The ePrivacy Regulation could potentially make communications better by setting a firm standard on how online tools can and cannot be used in profiling and surveilling individuals. We became directly interested in the proposal for a regulation when we realised that the proposed rules on how our chapters and affiliates can communicate with their supporters are ambiguous. Here is the breakdown of the problems and ways out.
How it works now
The Regulation concerning the respect for private life and the protection of personal data in electronic communications (a full name of a Regulation on Privacy and Electronic Communications, or ePrivacy Regulation) is now subject to trilogue negotiations. We specifically look into provisions on the scope of direct marketing. As much as we don’t “market” any services or products for sale to individuals, we all want to keep in touch with our supporters. According to the ePrivacy proposal such communication falls under the definition of direct marketing. This concerns organisations in our movement that contact individuals to solicit donations or to encourage them to volunteer in various ways in support of our movement’s mission.
Currently in several Member States, based on the ePrivacy Directive and subsequent national laws, nonprofits have the right to contact individuals who they were in touch with before, on an opt-out basis. It means that while they present a new initiative or a fundraising campaign, they need to provide the contacted people with a possibility to refuse receiving such information in the future.
We want to maintain this opportunity, if the provisions of the ePrivacy Regulation include communication by the nonprofits be considered direct marketing, as it seems to be the case now. After all, Wikimedia chapters around Europe need to be in touch with their supporters in alignment with privacy protections.
“It is evident from the European Commission’s proposal that the legislator meant to include nonprofits in the opportunity that they already enjoy in many European jurisdictions.”
What is the problem?
In the draft, this framework is provided for commercial entities that will be able to continue to use these electronic contact details for direct marketing of its own similar products or services only if customers are clearly and distinctly given the opportunity to object. Concretely, the proposal states that natural or legal persons may use electronic communications services for the purposes of sending direct marketing communications to end-users who are natural persons that have given their consent [art. 16(1)]. It also provides that the sender may use these electronic contact details for direct marketing of its own similar products or services only if customers are clearly and distinctly given the opportunity to object [art. 16(2)].
From the reading of these provisions it seems that the legislator may have forgotten the non-profit activities such as collecting donations that are neither tied to information about products nor received in exchange for services. Why shouldn’t the nonprofits enjoy equal rights?
Looking further into the text, the proposed recital 32 states that direct marketing refers to any form of advertising, and in addition to the offering of products and services for commercial purposes it also applies to messages sent by non-profit organisations to support the purposes of the organisation.
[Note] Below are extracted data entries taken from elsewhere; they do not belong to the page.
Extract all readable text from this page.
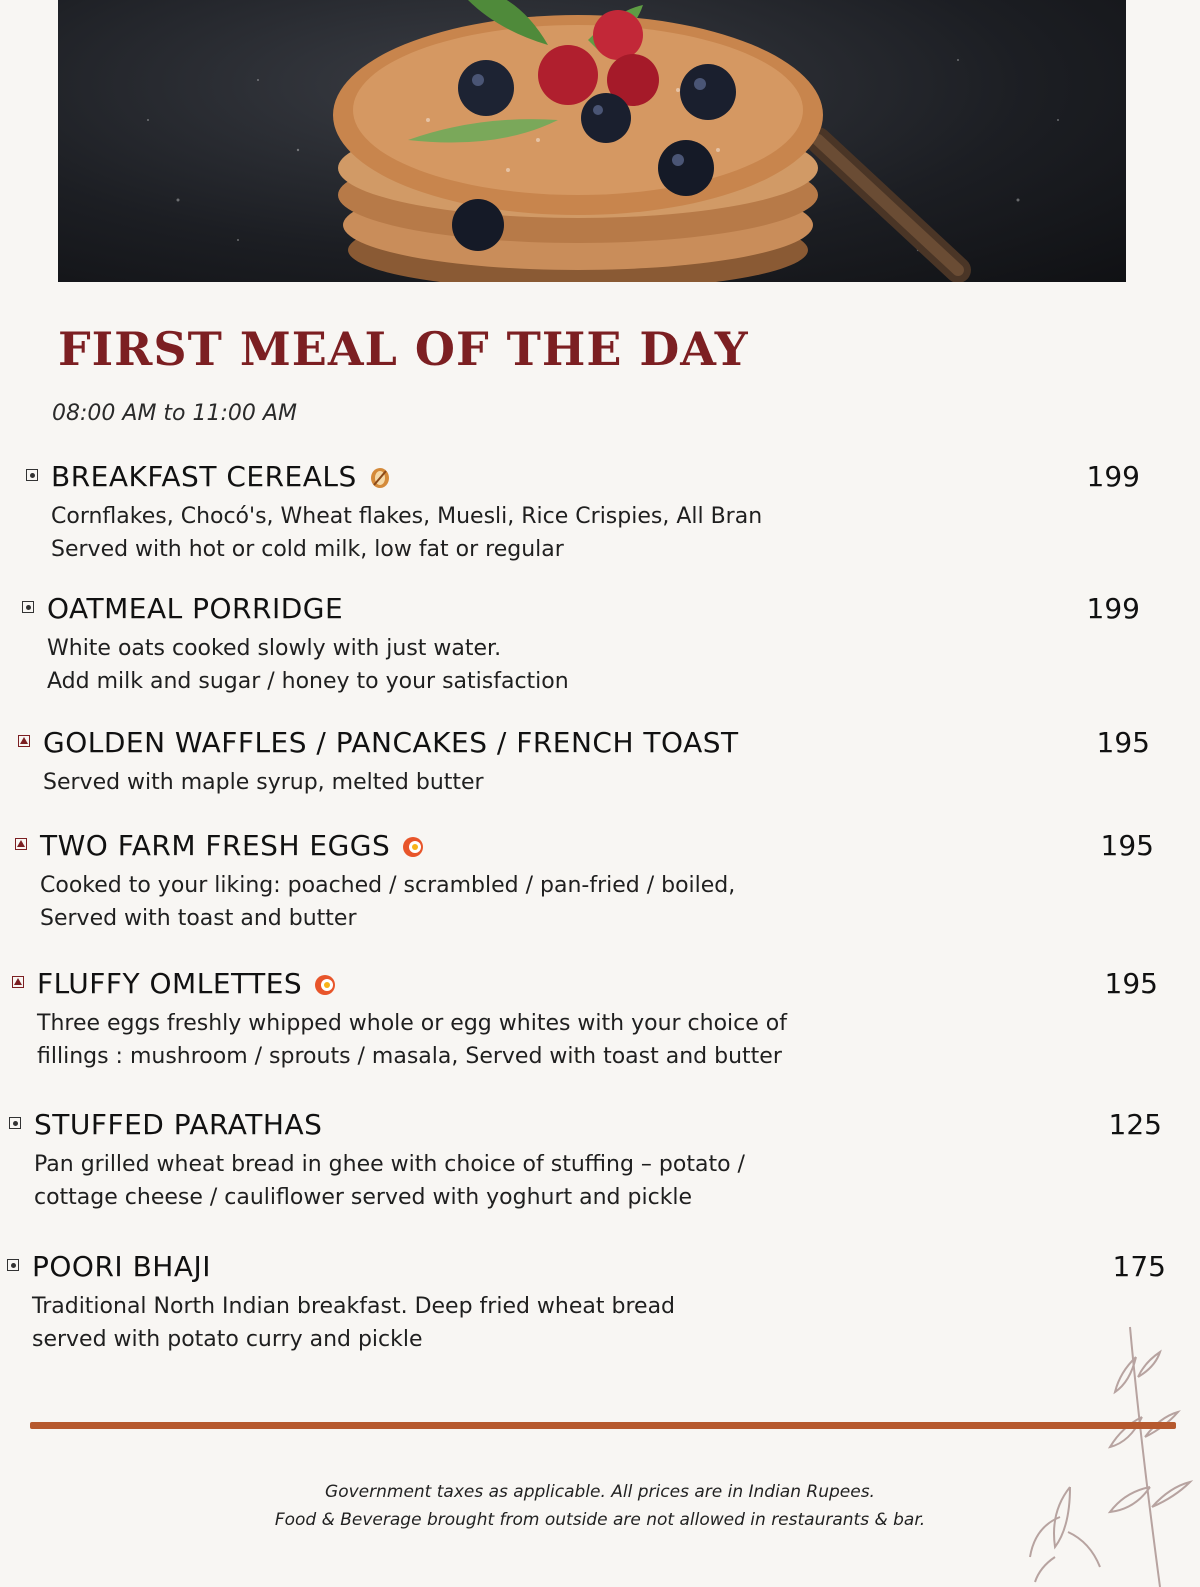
FIRST MEAL OF THE DAY
08:00 AM to 11:00 AM
BREAKFAST CEREALS	199
Cornflakes, Chocó's, Wheat flakes, Muesli, Rice Crispies, All Bran
Served with hot or cold milk, low fat or regular
OATMEAL PORRIDGE	199
White oats cooked slowly with just water.
Add milk and sugar / honey to your satisfaction
GOLDEN WAFFLES / PANCAKES / FRENCH TOAST	195
Served with maple syrup, melted butter
TWO FARM FRESH EGGS	195
Cooked to your liking: poached / scrambled / pan-fried / boiled,
Served with toast and butter
FLUFFY OMLETTES	195
Three eggs freshly whipped whole or egg whites with your choice of
fillings : mushroom / sprouts / masala, Served with toast and butter
STUFFED PARATHAS	125
Pan grilled wheat bread in ghee with choice of stuffing – potato /
cottage cheese / cauliflower served with yoghurt and pickle
POORI BHAJI	175
Traditional North Indian breakfast. Deep fried wheat bread
served with potato curry and pickle
Government taxes as applicable. All prices are in Indian Rupees.
Food & Beverage brought from outside are not allowed in restaurants & bar.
However, the permission to use e-mail contact details as outlined in art. 16(2) itself is only further elaborated upon in recital 33 which directly refers to “existing customer relationship” and “offering of similar products or services” (emphases added).
Recital against a recital
As we see from recitals 32 and 33, the text is ambiguous. There is a danger that the permission will not be interpreted as applying to messages sent by non-profit organisations to support the purposes of the organisation – they don’t have customers nor do they offer products or services in the commercial sense.
The current wording results in elevated risk of a court interpretation. If a nonprofit acts on the understanding based on recital 32, somebody may challenge that decision based on the narrower scope of recital 33. This would put a considerable burden on both the nonprofits in member states and those who operate on an EU-wide scale.
A simple clarification
The solution is to bring parity between communications on commercial relationships and those undertaken by non-profit organisations to support the purposes of the organisation. It can be done by introducing nonprofits into recital 33. Even better, they should also be mentioned in article 16(2).
It is evident from the European Commission’s proposal that the legislator meant to include nonprofits in the opportunity that they already enjoy in many European jurisdictions. Here we have a clear case where an intervention is easy and in alignment with the objectives of all parties in the trilogues. We are asking Members of the European Parliament and Members States to introduce this helpful tweak that is in practice a quick fix.